Dorothee Dary, Leonard Dary and Bradley Dary appeal from a summary judgment in favor of Lee Ann Gilbert, William Gilbert and The Gilbert Family Trust. The Darys contend there is a triable issue of material fact as to whether their debtor, Pioneer Saloon, Inc. (PSI), transferred its bar business to the Gilberts for less than its reasonable equivalent value, in violation of the Uniform Fraudulent Transfer Act (UFTA, Civ. Code, § 3439 et seq.). *fn1 The underlying question is whether there is a factual dispute regarding the alleged transfer to the Gilberts of the Pioneer Saloon's goodwill. We hold that there is, and accordingly reverse the judgment.
The Darys filed their original complaint against the Gilberts and PSI *fn2 in November 1998. After demurrers were twice sustained with leave to amend, the Darys filed a second amended complaint alleging fraudulent conveyance and violation of the Bulk Sales Act (Cal. U. Com. Code, § 6101 et seq.). The trial court sustained the Gilberts' demurrer to the latter cause of action without leave to amend, but overruled it as to the former.
The factual allegations supporting the Darys' fraudulent conveyance claim are these: In 1978, the Darys purchased the Pioneer Saloon, a popular Woodside bar located in a building owned by the Gilberts. The Darys ran the bar profitably until 1988, when they sold it to PSI for $50,000 cash and $225,000 in promissory notes. In December 1995, PSI stopped making monthly payments on the notes; it still owed the Darys $135,000. At about the same time, PSI, which was also in arrears on its rent, sold the Pioneer Saloon to the Gilberts for substantially less than its value. Nobody has paid off the Darys' notes.

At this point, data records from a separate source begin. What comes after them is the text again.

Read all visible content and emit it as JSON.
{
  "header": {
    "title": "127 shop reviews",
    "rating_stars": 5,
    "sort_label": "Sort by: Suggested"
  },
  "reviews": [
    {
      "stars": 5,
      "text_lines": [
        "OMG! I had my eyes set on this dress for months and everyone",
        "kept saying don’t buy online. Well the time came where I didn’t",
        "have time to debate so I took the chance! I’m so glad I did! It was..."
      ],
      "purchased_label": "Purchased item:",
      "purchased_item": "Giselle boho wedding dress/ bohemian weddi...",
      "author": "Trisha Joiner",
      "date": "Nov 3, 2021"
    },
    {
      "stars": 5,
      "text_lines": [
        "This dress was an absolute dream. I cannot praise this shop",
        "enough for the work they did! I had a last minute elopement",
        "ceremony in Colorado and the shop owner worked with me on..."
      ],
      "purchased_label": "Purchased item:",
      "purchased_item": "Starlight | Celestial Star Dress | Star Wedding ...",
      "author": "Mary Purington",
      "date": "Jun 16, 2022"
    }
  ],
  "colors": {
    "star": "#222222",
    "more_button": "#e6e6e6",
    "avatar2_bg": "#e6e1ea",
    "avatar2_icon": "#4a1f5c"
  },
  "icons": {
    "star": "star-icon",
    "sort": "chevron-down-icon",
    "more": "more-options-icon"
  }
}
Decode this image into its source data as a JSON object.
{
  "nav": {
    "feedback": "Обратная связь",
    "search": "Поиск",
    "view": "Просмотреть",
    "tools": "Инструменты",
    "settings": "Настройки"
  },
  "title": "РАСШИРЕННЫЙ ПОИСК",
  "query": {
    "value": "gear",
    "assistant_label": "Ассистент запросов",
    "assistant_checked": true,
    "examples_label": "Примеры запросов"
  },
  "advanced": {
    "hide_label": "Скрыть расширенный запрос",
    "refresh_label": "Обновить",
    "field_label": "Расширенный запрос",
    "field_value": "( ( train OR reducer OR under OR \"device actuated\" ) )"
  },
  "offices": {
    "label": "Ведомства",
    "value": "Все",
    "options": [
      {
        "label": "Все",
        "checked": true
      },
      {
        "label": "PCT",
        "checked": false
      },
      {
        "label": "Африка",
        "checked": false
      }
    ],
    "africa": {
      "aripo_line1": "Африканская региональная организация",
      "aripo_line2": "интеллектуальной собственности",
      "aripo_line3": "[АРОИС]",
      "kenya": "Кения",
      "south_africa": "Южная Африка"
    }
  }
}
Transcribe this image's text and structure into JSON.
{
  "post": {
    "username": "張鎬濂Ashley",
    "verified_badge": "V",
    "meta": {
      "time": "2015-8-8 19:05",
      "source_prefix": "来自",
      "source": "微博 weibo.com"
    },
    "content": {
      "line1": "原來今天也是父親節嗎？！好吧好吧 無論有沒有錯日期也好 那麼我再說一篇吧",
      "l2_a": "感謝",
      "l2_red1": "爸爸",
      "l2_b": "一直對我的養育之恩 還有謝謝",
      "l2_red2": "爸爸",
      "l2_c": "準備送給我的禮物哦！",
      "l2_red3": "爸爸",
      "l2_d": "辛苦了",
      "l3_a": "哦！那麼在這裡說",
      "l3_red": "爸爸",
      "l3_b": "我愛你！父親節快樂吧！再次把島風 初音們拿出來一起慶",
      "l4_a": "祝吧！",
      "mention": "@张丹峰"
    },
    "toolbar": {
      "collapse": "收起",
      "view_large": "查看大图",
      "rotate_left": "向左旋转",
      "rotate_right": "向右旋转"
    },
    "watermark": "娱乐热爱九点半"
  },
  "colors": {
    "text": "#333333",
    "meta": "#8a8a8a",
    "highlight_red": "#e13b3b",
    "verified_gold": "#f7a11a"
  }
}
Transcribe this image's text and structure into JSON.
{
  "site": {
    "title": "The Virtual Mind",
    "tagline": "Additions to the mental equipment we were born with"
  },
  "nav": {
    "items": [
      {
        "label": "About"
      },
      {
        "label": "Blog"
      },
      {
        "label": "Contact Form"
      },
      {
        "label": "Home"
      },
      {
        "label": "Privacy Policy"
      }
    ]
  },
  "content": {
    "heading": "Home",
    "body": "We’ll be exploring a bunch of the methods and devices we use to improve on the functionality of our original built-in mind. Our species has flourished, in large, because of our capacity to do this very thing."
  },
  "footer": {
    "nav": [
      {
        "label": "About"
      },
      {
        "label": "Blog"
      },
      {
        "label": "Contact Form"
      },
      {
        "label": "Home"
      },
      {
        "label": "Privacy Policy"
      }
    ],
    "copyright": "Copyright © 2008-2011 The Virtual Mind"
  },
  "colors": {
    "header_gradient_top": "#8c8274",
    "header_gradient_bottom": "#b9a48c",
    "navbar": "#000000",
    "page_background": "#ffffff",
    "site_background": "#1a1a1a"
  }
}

The Gilberts moved for summary judgment asserting the Darys had failed to identify an asset, which could be fraudulently conveyed. The Gilberts proffered the following undisputed evidence: They had owned the premises in which the bar operated (the Pioneer Hotel) since 1986. In 1995 their lessee, PSI, defaulted in payment of rent for three months. They served a 20-day notice, filed an unlawful detainer action, and obtained a default judgment for possession of the premises, forfeiture of the lease, and $19,368 in damages, fees and costs. Thereafter, they entered into a compromise agreement by which PSI transferred the Pioneer Saloon's liquor license to them (in accordance with applicable law) in satisfaction of the unlawful detainer judgment. They recovered possession of the premises on January 1, 1996. They paid $1,500 for "physical assets" (tables, chairs, bar stools, glassware and utensils, art work, televisions, an adding machine, blenders, a microwave oven, a coffee machine and cash registers) in which the Darys had retained a security interest. The Darys introduced evidence that the Gilberts began operating an essentially identical bar business in the same location, with much the same customer base, in January 1996. *fn3
The trial court granted the Gilberts' summary judgment motion on the ground that the Darys had introduced "no evidence of a leviable asset, nor evidence of a voidable transfer." After denying the Darys' motion for reconsideration, the court entered judgment for the Gilberts, and the Darys filed a timely notice of appeal.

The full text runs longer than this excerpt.